Given an array S of n integers, are there elements a, b, c in S such that a + b + c = 0? Find all unique triplets in the array which gives the sum of zero.

Note:

• Elements in a triplet (a,b,c) must be in non-descending order. (ie, a ≤ b ≤ c)
• The solution set must not contain duplicate triplets.

    For example, given array S = {-1 0 1 2 -1 -4},

    A solution set is:
    (-1, 0, 1)
    (-1, -1, 2)

 Idea:  o(n^2) solution exists.
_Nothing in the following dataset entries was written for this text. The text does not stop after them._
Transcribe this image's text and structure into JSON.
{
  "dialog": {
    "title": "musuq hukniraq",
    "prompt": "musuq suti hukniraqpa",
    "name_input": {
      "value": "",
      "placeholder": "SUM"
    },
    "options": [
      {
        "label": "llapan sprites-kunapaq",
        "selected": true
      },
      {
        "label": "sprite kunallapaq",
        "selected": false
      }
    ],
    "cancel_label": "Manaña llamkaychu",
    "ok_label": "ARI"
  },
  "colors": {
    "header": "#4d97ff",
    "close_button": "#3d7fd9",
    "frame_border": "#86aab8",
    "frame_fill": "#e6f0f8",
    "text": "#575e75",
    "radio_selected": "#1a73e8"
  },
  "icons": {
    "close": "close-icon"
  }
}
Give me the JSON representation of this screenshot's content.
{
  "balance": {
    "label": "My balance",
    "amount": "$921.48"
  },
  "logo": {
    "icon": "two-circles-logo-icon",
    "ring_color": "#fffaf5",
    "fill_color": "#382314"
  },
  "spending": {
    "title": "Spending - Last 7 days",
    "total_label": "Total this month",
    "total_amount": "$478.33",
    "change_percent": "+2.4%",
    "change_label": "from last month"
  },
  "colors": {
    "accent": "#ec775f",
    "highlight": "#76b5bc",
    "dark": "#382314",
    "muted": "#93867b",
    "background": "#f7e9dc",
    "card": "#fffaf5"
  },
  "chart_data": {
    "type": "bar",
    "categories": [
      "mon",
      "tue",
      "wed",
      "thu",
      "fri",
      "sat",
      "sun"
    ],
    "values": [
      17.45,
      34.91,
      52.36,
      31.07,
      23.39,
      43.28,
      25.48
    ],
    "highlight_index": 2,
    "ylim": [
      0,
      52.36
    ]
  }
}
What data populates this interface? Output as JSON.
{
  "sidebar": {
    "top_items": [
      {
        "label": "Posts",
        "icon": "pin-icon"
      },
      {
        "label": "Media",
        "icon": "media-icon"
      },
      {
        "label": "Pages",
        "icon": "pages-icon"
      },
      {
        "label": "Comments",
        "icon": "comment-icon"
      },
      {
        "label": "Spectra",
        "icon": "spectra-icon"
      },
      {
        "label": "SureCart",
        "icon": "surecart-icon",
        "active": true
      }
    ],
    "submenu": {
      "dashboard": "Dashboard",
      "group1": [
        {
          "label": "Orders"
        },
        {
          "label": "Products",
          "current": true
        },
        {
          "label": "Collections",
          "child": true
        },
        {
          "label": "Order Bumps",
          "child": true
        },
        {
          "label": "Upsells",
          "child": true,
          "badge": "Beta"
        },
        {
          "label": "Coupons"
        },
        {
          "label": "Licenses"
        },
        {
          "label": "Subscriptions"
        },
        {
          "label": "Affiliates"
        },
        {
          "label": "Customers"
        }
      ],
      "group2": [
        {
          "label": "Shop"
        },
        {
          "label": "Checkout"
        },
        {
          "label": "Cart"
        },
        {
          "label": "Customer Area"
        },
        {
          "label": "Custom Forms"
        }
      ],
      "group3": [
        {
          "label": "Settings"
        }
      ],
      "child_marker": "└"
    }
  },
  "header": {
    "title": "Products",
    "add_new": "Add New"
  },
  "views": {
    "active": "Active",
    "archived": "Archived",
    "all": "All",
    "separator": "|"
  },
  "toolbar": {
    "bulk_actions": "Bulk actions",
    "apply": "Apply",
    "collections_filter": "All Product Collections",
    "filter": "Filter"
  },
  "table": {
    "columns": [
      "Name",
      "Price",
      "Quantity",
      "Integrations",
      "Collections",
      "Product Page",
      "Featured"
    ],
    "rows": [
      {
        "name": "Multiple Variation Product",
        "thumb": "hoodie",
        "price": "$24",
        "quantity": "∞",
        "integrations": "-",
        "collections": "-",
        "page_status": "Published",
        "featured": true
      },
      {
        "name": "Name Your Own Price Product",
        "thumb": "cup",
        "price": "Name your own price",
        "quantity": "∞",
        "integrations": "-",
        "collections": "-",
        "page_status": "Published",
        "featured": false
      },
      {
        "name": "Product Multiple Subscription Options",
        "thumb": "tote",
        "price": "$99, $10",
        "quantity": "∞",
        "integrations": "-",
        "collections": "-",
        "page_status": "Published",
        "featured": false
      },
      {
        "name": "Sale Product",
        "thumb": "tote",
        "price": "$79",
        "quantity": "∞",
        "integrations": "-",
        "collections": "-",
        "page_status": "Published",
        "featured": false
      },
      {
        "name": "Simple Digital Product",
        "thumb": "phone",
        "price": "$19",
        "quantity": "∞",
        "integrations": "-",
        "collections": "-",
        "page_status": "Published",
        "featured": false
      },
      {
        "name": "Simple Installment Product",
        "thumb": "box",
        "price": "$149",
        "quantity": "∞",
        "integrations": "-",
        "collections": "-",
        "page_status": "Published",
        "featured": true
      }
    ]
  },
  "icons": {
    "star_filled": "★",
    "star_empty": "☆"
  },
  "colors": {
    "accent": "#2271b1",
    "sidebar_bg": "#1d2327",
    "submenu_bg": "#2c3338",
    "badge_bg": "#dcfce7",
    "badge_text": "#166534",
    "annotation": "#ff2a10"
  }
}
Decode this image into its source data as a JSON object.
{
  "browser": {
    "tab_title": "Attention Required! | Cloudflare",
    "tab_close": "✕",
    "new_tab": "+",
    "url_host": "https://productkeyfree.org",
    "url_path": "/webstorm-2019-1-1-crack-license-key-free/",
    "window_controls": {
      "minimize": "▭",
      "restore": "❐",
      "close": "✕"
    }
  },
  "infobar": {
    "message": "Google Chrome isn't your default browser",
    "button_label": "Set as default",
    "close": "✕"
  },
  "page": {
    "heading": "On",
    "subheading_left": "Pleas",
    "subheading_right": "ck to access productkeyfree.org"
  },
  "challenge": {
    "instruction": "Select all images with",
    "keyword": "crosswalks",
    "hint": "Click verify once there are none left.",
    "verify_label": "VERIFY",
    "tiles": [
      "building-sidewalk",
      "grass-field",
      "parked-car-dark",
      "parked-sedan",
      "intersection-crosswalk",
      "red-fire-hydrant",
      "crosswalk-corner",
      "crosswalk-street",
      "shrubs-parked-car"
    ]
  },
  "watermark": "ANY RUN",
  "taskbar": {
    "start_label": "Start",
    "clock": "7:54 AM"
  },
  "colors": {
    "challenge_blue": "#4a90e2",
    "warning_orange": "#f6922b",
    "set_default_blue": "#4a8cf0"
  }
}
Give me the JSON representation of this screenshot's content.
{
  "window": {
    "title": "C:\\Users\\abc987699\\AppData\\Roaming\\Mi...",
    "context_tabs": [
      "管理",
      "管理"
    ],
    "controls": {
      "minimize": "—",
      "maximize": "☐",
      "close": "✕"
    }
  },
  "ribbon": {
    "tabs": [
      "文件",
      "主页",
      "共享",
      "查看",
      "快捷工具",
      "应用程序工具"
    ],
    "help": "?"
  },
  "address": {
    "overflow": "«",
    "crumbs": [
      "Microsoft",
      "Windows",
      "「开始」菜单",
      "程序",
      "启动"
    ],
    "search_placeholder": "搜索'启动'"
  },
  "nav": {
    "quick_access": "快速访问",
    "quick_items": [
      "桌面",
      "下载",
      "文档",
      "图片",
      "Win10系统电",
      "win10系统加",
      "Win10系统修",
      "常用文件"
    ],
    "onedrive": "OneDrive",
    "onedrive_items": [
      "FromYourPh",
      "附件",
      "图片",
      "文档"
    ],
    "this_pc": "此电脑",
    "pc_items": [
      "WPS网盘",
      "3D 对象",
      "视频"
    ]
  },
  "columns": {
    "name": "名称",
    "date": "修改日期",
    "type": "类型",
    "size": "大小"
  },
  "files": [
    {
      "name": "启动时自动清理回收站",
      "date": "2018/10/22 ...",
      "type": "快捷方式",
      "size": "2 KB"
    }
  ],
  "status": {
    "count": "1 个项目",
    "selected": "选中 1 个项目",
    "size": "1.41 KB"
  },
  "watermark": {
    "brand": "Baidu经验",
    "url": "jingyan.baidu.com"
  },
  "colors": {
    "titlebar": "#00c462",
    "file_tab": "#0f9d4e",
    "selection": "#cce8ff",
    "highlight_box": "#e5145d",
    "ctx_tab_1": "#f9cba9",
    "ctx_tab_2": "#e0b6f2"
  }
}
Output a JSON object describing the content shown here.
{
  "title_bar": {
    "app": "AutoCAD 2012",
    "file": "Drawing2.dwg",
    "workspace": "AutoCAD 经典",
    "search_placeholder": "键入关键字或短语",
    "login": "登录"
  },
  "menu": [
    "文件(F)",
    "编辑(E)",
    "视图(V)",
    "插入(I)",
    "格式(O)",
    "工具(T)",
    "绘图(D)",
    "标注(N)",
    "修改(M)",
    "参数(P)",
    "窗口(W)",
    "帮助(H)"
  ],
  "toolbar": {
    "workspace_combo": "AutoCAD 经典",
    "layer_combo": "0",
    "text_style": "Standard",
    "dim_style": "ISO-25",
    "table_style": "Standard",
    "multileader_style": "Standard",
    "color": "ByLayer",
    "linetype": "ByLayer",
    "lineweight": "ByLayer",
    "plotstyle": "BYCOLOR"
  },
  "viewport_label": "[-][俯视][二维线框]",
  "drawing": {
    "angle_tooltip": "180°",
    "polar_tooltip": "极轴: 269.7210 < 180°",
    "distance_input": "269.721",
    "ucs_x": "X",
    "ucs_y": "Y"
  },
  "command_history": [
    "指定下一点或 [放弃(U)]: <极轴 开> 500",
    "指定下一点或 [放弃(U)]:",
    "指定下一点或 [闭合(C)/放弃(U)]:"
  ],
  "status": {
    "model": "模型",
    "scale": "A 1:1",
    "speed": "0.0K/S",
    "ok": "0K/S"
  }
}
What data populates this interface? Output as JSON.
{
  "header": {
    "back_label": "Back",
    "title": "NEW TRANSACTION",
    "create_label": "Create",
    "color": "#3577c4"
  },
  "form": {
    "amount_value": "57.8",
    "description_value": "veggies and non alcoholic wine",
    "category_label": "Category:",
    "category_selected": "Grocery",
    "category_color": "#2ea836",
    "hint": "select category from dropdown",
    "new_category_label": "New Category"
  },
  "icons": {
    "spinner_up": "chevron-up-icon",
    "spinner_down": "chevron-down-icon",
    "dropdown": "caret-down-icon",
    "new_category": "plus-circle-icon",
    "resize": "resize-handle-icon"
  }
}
First sort the array, and then from left to right, for each num[i], search the pair that sums up to -num[i] using Two Sum algorithm. 

public class Solution {
    public ArrayList<ArrayList<Integer>> threeSum(int[] num) {
        // Note: The Solution object is instantiated only once and is reused by each test case.
        Arrays.sort(num);
        ArrayList<ArrayList<Integer>> result = new ArrayList<ArrayList<Integer>>();
        if(num == null || num.length < 3) return result;
        int len = num.length;
        for(int i = 0; i < num.length-2; i ++){
            if(i==0 || num[i]>num[i-1]){
                int j = i + 1;
                int h = len - 1;
                while(j < h){
                    int sum = 0 - num[j] - num[h];
                    if(sum == num[i]){
                        ArrayList<Integer> row = new ArrayList<Integer>();
                        row.add(num[i]);
                        row.add(num[j]);
                        row.add(num[h]);
                        result.add(row);
                        h--;
                        j++;
                        while(h>j && num[h]==num[h+1]) h--; 

                        while(j<h && num[j]==num[j-1]) j++;
                    }else if(sum < num[i]){
                            h --;
                    }else if(sum > num[i]){
                            j ++;
                    }
                }
            }
        }
        return result;
    }
}

 第二遍：

public class Solution {
    public ArrayList<ArrayList<Integer>> threeSum(int[] num) {
        // Note: The Solution object is instantiated only once and is reused by each test case.
        ArrayList<ArrayList<Integer>> result = new ArrayList<ArrayList<Integer>>();
        if(num == null || num.length < 3) return result;
        Arrays.sort(num);
        for(int i = 0; i < num.length - 2; i ++){
            if(i == 0 || num[i] > num[i-1]){
                int target = - num[i];
                int j = i + 1;
                int h = num.length - 1;
                while(j < h){
                    if(num[j] + num[h] == target){
                        ArrayList<Integer> row = new ArrayList<Integer>();
                        row.add(num[i]);
                        row.add(num[j]);
                        row.add(num[h]);
                        result.add(row);
                        int jnum = num[j];
                        int hnum = num[h];
                        while(num[j] == jnum && j < h) j ++;
                        while(num[h] == hnum && h > j) h --;
                    }else if(num[j] + num[h] > target){
                        h --;
                    }else{
                        j ++;
                    }
                }
            }
        }
        return result;
    }
}